La nuit des femmes qui chantent de Lídia Jorge

05.02
2012

cop. Métailié

Titre original : A noite das mulheres cantoras

Traduit du portugais par Geneviève Leibrich

Ce soir-là, en cette « Nuit parfaite », des téléspectateurs assistent en direct aux retrouvailles, vingt ans après, du chorégraphe d’un groupe de chanteuses devenu légendaire, Jõao de Lucena, avec celle qui écrivait sous pseudonyme les paroles de la chanson Afortunada, Solange de Matos. Cette dernière se souvient… A l’époque, à la fin des années quatre-vingt, elle n’est âgée que de dix-neuf ans quand les soeurs soprano, Maria Luisa et Nani Alcides, la présentent à Gisela Batista, qui se fait fort de mener au succès le groupe formé par ces trois filles, Madalena Micaia dite l’African Lady, et elle-même, mais à quel prix…

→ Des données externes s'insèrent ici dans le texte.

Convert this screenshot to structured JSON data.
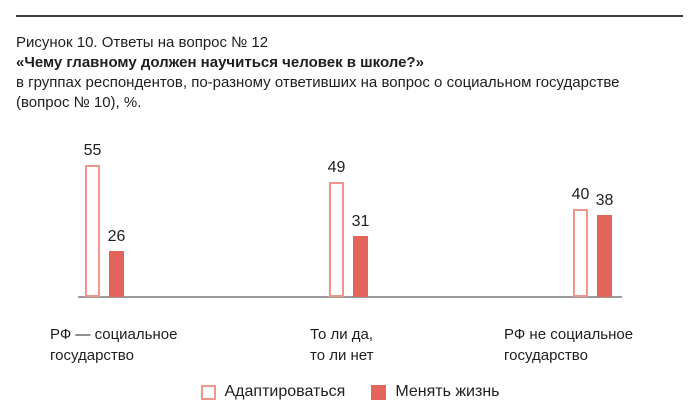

L’écriture subtile et sensible de Lidia Jorge nous emmène au coeur des tensions qui agitent ces jeunes femmes, tiraillées entre leur vie sentimentale et leur volonté de réussir, qui exige tant de sacrifices. Ces pressions psychologiques, ce ne sont pas tant les hommes qui les managent qui les leur font subir, que leur consoeur charismatique, Gisela. Non contente de mettre en exergue la condition féminine à cette époque, Lidia Jorge fait aussi de cette histoire un roman d’apprentissage où la jeune narratrice fait l’expérience de la force poétique voire protectrice des mots, mais aussi des mensonges et des secrets d’un cercle mondain, qui n’hésite pas, pour assurer sa gloire, à cacher quelques cadavres dans un placard. Un très beau roman, à la puissance hypnotique, déroulant lentement les arcanes du succès pour les mettre en lumière, sans porter de jugement.

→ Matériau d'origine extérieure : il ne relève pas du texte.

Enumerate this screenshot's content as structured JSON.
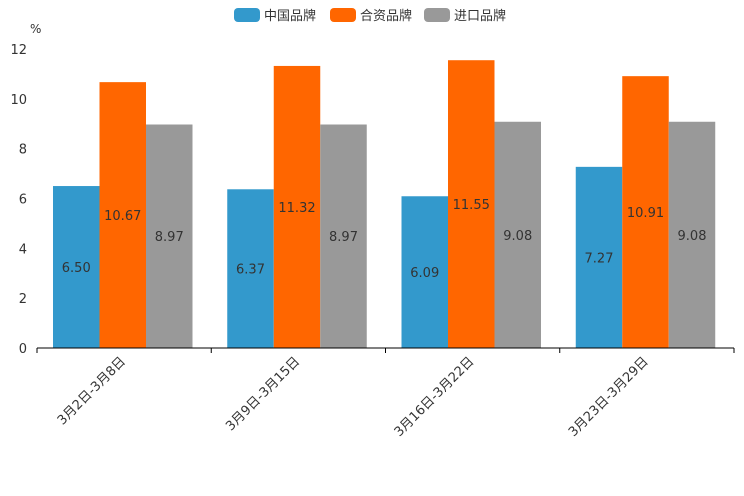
{
  "chart_data": {
    "type": "bar",
    "unit": "%",
    "categories": [
      "3月2日-3月8日",
      "3月9日-3月15日",
      "3月16日-3月22日",
      "3月23日-3月29日"
    ],
    "series": [
      {
        "name": "中国品牌",
        "color": "#3399cc",
        "values": [
          6.5,
          6.37,
          6.09,
          7.27
        ]
      },
      {
        "name": "合资品牌",
        "color": "#ff6600",
        "values": [
          10.67,
          11.32,
          11.55,
          10.91
        ]
      },
      {
        "name": "进口品牌",
        "color": "#999999",
        "values": [
          8.97,
          8.97,
          9.08,
          9.08
        ]
      }
    ],
    "ylim": [
      0,
      12
    ],
    "yticks": [
      0,
      2,
      4,
      6,
      8,
      10,
      12
    ],
    "legend_position": "top-center",
    "value_labels": [
      [
        "6.50",
        "6.37",
        "6.09",
        "7.27"
      ],
      [
        "10.67",
        "11.32",
        "11.55",
        "10.91"
      ],
      [
        "8.97",
        "8.97",
        "9.08",
        "9.08"
      ]
    ]
  }
}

« Je suis revenue sur mes pas. Le vent froid de la nuit poussait le papier vers la grille des eaux pluviales, encore un instant et il disparaîtrait au fond. Je voulais me souvenir de la phrase que j’avais écrite et je ne me souvenais plus de rien, pas même du mot « Afortunada ». Chanceuse. J’avais pensé que ce qui était écrit n’était peut-être rien et pourtant, une fois perdu, ça me semblait être un trésor. Je me suis précipitée sur le bout de papier qui n’arrêtait pas de courir en cahotant tout droit vers la grille, mû par une force d’attraction, telle une balle de golf vers le trou. Ma chance s’en allait avec lui. Chanceuse. J’ai rattrapé le bout de papier au dernier instant, je l’ai déplié devant mes yeux et j’ai vu qu’il était intact : « Afortunada, afortunada, elle a de la chance et ne désire rien. » Mais il n’y avait pas que ces mots-là, non, quelqu’un avait écrit : « Elle a un amour et n’a pas d’amant / Elle a un logis et n’a pas de maison / Elle a de la chance et ne désire rien. »  » (p. 150)

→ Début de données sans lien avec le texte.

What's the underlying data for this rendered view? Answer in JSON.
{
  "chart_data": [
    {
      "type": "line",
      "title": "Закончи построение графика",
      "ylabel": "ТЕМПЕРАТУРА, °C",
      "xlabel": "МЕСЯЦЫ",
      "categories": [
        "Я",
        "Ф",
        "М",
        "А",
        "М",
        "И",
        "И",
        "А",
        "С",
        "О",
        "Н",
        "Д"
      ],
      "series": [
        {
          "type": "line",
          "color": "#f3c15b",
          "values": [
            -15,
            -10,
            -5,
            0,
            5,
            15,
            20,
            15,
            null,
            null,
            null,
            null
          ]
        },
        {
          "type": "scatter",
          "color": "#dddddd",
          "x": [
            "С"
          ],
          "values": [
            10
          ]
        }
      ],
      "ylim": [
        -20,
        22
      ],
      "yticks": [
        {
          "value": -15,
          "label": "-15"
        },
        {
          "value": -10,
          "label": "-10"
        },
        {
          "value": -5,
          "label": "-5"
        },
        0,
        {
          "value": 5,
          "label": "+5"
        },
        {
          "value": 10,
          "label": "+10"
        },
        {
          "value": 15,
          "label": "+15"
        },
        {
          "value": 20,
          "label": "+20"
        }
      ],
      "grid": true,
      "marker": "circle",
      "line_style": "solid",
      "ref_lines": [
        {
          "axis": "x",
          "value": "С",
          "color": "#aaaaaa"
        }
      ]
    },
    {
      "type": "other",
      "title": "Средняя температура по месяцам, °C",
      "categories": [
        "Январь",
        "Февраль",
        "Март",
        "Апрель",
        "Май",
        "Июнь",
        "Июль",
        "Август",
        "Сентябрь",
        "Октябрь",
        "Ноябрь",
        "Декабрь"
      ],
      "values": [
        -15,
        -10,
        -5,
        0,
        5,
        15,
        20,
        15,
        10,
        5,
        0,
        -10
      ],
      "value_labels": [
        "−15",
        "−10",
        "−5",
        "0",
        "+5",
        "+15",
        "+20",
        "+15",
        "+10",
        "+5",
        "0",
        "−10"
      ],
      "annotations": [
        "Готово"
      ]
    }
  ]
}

JORGE, Lidia. – La nuit des femmes qui chantent. – Métailié, 2012. – 309 p.. – EAN13 9782864248484 : 21 €.


 

Le Vent qui siffle dans les grues de Lídia Jorge

27.09
2009

cop. Métailié

« Le regard de Milene allait de Felicia aux Mata rassemblés en cercle entre elle, le mur et les draps suspendus, et elle savait que leur nom, à ces gens de la troisième vague, était très court, très simple, très facile à prononcer, d’une syllabe ou deux, mais en cet instant même elle ne s’en souvenait plus. Il se passerait la même chose quand ses oncles et ses tantes arriveraient, elle ne réussirait pas non plus à se cacher d’eux ni à leur parler. Elle sentait à l’intérieur de sa tête un nuage en spirale, un carrousel d’informations, de détails proches et lointains, tous pêle-mêle, dont elle n’arrivait pas à extraire l’essentiel devant ces visages plantés autour d’elle dans l’attente de ses paroles, alors qu’elle ne leur répondait pas. » (p. 50)

 

A Valmares, dans un Algarve tragique et sauvage, une province pauvre du sud du Portugal, Milene évolue entre ses tantes et oncles de la vieille famille Leandro, attachée à sa représentation sociale et les Mata, une famille nombreuse cap-verdienne vivace pour laquelle la musique irrigue la vie. Pour les uns elle est cette orpheline non désirée, attardée ; pour les autres  elle est cette gamine toute maigre en état de choc provoqué par la mort de sa grand-mère Regina,venue mourir seule aux portes de sa fabrique, personne d’autre de la famillen’ayant pu assister à ses funérailles, alors partie à l’étranger. Entre ces deux familles si différentes, un lien va se tisser, inexorablement, c’est l’amour naissant entre Milene et le fils Mata, Antonio, le grutier, un amour qui se vit caché d’abord pour enfin éclater au grand jour…Indubitablement on est happé par ce roman dont l’atmosphère est très vite plantée : sous une chaleur accablante, entre un quartier décadent et une bâtisse au milieu de nulle part, un drame se noue, lentement mais implacablement. On est séduit par l’écriture sensuelle et envoûtante de Lidia Jorge qui écrit là son sixième roman, un roman où les femmes dominent le théâtre de la vie, où les inégalités sociales s’exacerbent lorsqu’il est question de l’alliance entre deux familles que tout oppose, où la cruauté et la lâcheté apaisent les consciences. Un grand roman.

 

« S’ils n’avaient pas d’argent sur les livrets d’épargne, c’était bien parce que ce même argent se trouvait là, éparpillé par terre, dans toutes ces machines qui remplissaient les maisons et la cour. Pensa-t-elle dans sa langue. Pourquoi dépensaient-ils tant d’argent dans des objets inutiles ? Dans des fils électriques ? Des lampes ? Des montres ? Rien que les montres, dans cette maison, il y en avait vingt-cinq, elle les avait comptées. Dans des disques, des revues, des photos ? Des charretées et des charretées d’objets complètement inutiles. » (p. 283)

 

Roman sorti en poche
Ce roman a reçu le grand Prix de l’Association Portugaise des Ecrivains 2003, l’un des prix littéraires les plus prestigieux du Portugal, et le prix Correntes d’escritas 2004.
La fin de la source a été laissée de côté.